Just wandering what would be the usecase for using O3?
ninja build time on my Ubuntu22 machine:
# O3
real 1m51.433s
user 12m17.868s
sys 1m0.699s
vs:
# O2
real 1m24.762s
user 11m22.291s
sys 0m58.137s
Is this still an issue? Or should we close it?
Using the defaults, NEURON compiles in maybe 1 minute on my computer.

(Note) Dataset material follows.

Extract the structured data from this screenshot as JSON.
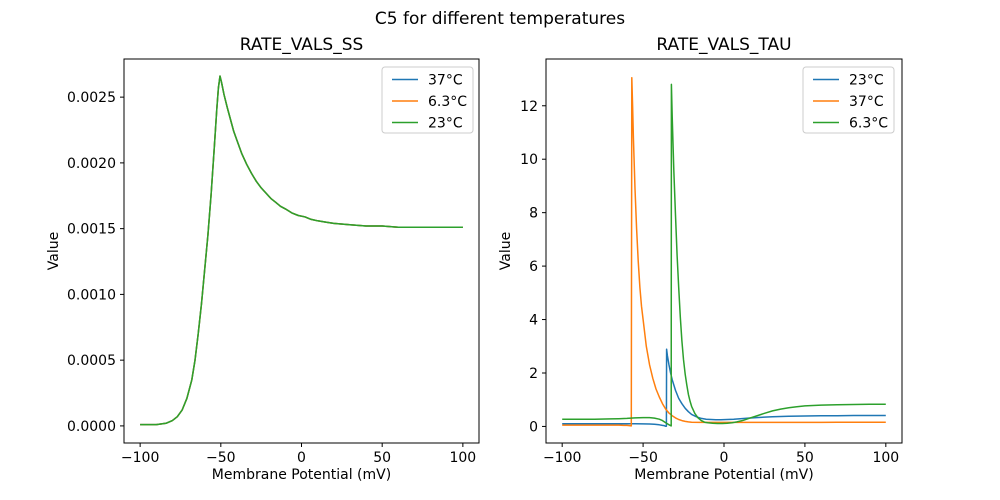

I propose to drop NRN_RX3D_OPT_LEVEL given that we usually compile with -O2.
Presently
set(NRN_RX3D_OPT_LEVEL_DEFAULT "0")
I don't object to setting to 2 (or 3) but I'd like to see a comparison of build times for a parallel make between 0 and 3 before removing NRN_RX3D_OPT_LEVEL
A fresh build (no external git downloads) in the sense of
rm -r -f build ; mkdir build; cd build; cmake .. -G Ninja ...
time ninja install
gives time results for default level on my ubuntu 22.04 desktop
real 3m34.182s
user 23m25.897s
sys 2m8.105s
and for cmake ... -DNRN_RX3D_OPT_LEVEL=3
real 5m31.861s
user 25m47.618s
sys 2m7.635s
That extra two minutes is excruciating, but I guess the real lesson is that I need a new desktop.